Let’s start with the big picture. What does the introduction of GDPR mean for the fintech industry?
It’s essential that fintech businesses get GDPR and privacy protection right. The more fintech grows its market share, the more consumers will expect of fintech firms and make decisions based on how trustworthy they are.
How a business handles a person’s data is becoming increasingly aligned to the question of how trustworthy you are. That is going to continue to be the case going forward. Businesses will need to show that they can protect personal data, but also that they are able to offer clients the best services in terms of the value they can get from their data.
GDPR means that all businesses, fintech firms included, will be under a lot more regulatory scrutiny as to what privacy processes and procedures they have in place. On the one hand it will matter whether they have the documents necessary, which they will be held accountable for - but also whether they are respecting the rights of individuals when it comes to their data. As we all know this will include issues such as consent, and the legal grounds upon which they are to be used, but also protecting data in terms of when a data breach occurs.
There has been a lot of talk about the challenges for businesses when it comes to GDPR. Is there an opportunity set for fintech businesses as well?

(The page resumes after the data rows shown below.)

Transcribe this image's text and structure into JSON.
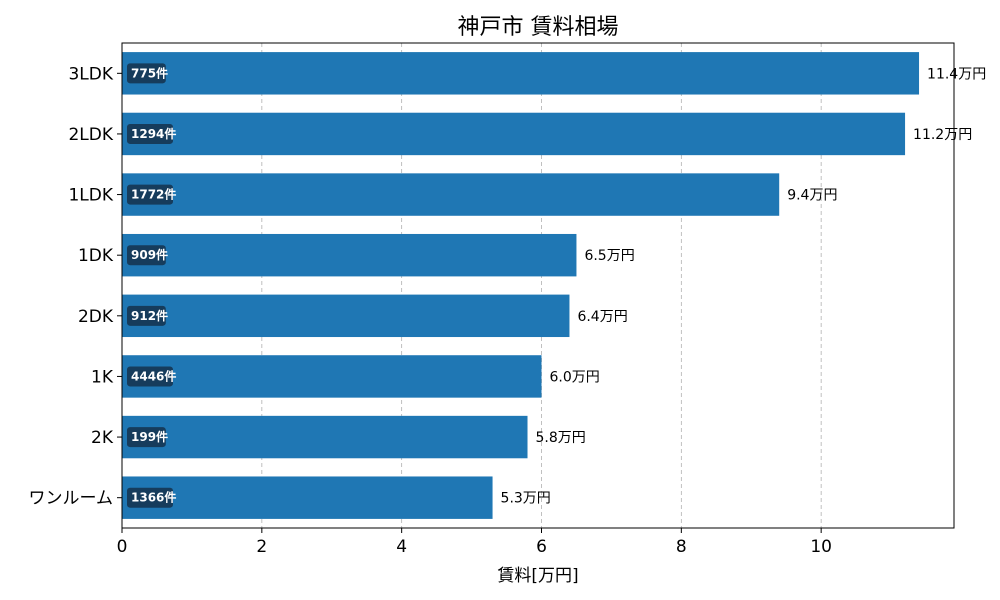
{
  "chart_data": {
    "type": "bar",
    "orientation": "horizontal",
    "title": "神戸市 賃料相場",
    "xlabel": "賃料[万円]",
    "ylabel": "",
    "xlim": [
      0,
      11.9
    ],
    "xticks": [
      0,
      2,
      4,
      6,
      8,
      10
    ],
    "grid": "x-dashed",
    "color": "#1f77b4",
    "badge_color": "#163c5c",
    "categories": [
      "3LDK",
      "2LDK",
      "1LDK",
      "1DK",
      "2DK",
      "1K",
      "2K",
      "ワンルーム"
    ],
    "values": [
      11.4,
      11.2,
      9.4,
      6.5,
      6.4,
      6.0,
      5.8,
      5.3
    ],
    "value_labels": [
      "11.4万円",
      "11.2万円",
      "9.4万円",
      "6.5万円",
      "6.4万円",
      "6.0万円",
      "5.8万円",
      "5.3万円"
    ],
    "counts": [
      775,
      1294,
      1772,
      909,
      912,
      4446,
      199,
      1366
    ],
    "count_labels": [
      "775件",
      "1294件",
      "1772件",
      "909件",
      "912件",
      "4446件",
      "199件",
      "1366件"
    ]
  }
}
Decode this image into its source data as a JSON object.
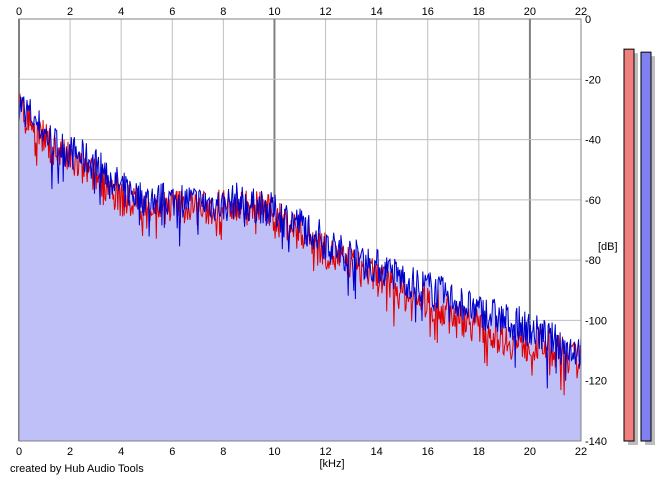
{
  "credit": "created by Hub Audio Tools",
  "chart_data": {
    "type": "area",
    "title": "",
    "xlabel": "[kHz]",
    "ylabel": "[dB]",
    "xlim": [
      0,
      22
    ],
    "ylim": [
      -140,
      0
    ],
    "xticks": [
      0,
      2,
      4,
      6,
      8,
      10,
      12,
      14,
      16,
      18,
      20,
      22
    ],
    "yticks": [
      0,
      -20,
      -40,
      -60,
      -80,
      -100,
      -120,
      -140
    ],
    "grid": true,
    "colors": {
      "fill": "#c0c0f8",
      "blue_line": "#0000cc",
      "red_line": "#e00000",
      "grid": "#c0c0c0",
      "major_grid": "#808080",
      "meter_left": "#f08080",
      "meter_right": "#8080f0"
    },
    "series": [
      {
        "color": "#0000cc",
        "x": [
          0,
          0.5,
          1,
          1.5,
          2,
          2.5,
          3,
          3.5,
          4,
          4.5,
          5,
          5.5,
          6,
          6.5,
          7,
          7.5,
          8,
          8.5,
          9,
          9.5,
          10,
          10.5,
          11,
          11.5,
          12,
          12.5,
          13,
          13.5,
          14,
          14.5,
          15,
          15.5,
          16,
          16.5,
          17,
          17.5,
          18,
          18.5,
          19,
          19.5,
          20,
          20.5,
          21,
          21.5,
          22
        ],
        "y": [
          -28,
          -32,
          -38,
          -42,
          -44,
          -46,
          -48,
          -52,
          -56,
          -58,
          -60,
          -60,
          -60,
          -60,
          -61,
          -61,
          -62,
          -60,
          -62,
          -62,
          -64,
          -66,
          -68,
          -70,
          -74,
          -77,
          -78,
          -80,
          -82,
          -84,
          -86,
          -88,
          -89,
          -91,
          -93,
          -95,
          -97,
          -98,
          -100,
          -101,
          -103,
          -105,
          -107,
          -109,
          -110
        ]
      },
      {
        "color": "#e00000",
        "x": [
          0,
          0.5,
          1,
          1.5,
          2,
          2.5,
          3,
          3.5,
          4,
          4.5,
          5,
          5.5,
          6,
          6.5,
          7,
          7.5,
          8,
          8.5,
          9,
          9.5,
          10,
          10.5,
          11,
          11.5,
          12,
          12.5,
          13,
          13.5,
          14,
          14.5,
          15,
          15.5,
          16,
          16.5,
          17,
          17.5,
          18,
          18.5,
          19,
          19.5,
          20,
          20.5,
          21,
          21.5,
          22
        ],
        "y": [
          -30,
          -34,
          -40,
          -44,
          -47,
          -50,
          -52,
          -55,
          -60,
          -61,
          -62,
          -62,
          -62,
          -62,
          -63,
          -63,
          -62,
          -61,
          -63,
          -62,
          -66,
          -68,
          -70,
          -73,
          -77,
          -80,
          -81,
          -84,
          -86,
          -88,
          -91,
          -93,
          -94,
          -96,
          -98,
          -100,
          -102,
          -104,
          -106,
          -108,
          -108,
          -108,
          -110,
          -112,
          -114
        ]
      }
    ],
    "meters": {
      "left_level": -10,
      "right_level": -11
    }
  }
}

I think there are two strands of opportunities. First there is the opportunity for businesses to get GDPR right in order to build trust. If your business model is banked upon the use of personal data, and you are complying with the rules in a way that is compliant and convenient for customers, there is an advantage.
The other strand of opportunity is GDPR-type tools or businesses. Consent management is not a simple thing. When you or I are consenting to something it could be very granular, or it can be very broad. And in different circumstances, as a consumer, you may want to interrogate the organisation at a very granular level.
You may want to know what and why they are sharing your data. How do you deal with that demand as an organisation? Well, there are some really interesting businesses in the fintech space that are saying “look, it’s important to get the consumer data piece right - we can help you communicate and manage data in a way that benefits your customers”.
GDPR is an EU regulation. March 2019 is less than a year away. Will GDPR continue to be the standard for UK fintech businesses post Brexit?
In the short-term - yes. In the long term we will need to see what happens, but like all progression in terms of innovation and technology there is real benefit from global standardisation. Whether that’s the GDPR standard or a global standard, fintech businesses need jurisdictions to work towards.
Because fintech businesses do not want to be stuck in one jurisdiction, it’s important that some of these fintech bridges between regulators across the world try to standardise privacy and compliance issues beyond the UK, EEA or EU. If regulators and legislators would aim towards a more standardised approach it would unlock so much value.
GDPR is one of many compliance and regulatory changes affecting financial services in recent years. What is next? Are there areas we should expect to see a continued push for change?
It’s interesting. In the broader context there are so many things changing in financial services. In fact, some time ago people were calling for a pause in regulatory changes because there had just been so much happening. So what’s next? The industry certainly hopes that it’s regulation enabling new technologies and business models built on new technology. It needs to be fair for investors and purchasers.
Disruption of financial services is still at an early stage. Over the next five years there are many changes that need to take place to ensure that innovation, competition and consumer protection is upheld in a way that benefits consumers and doesn’t favour one business model over another.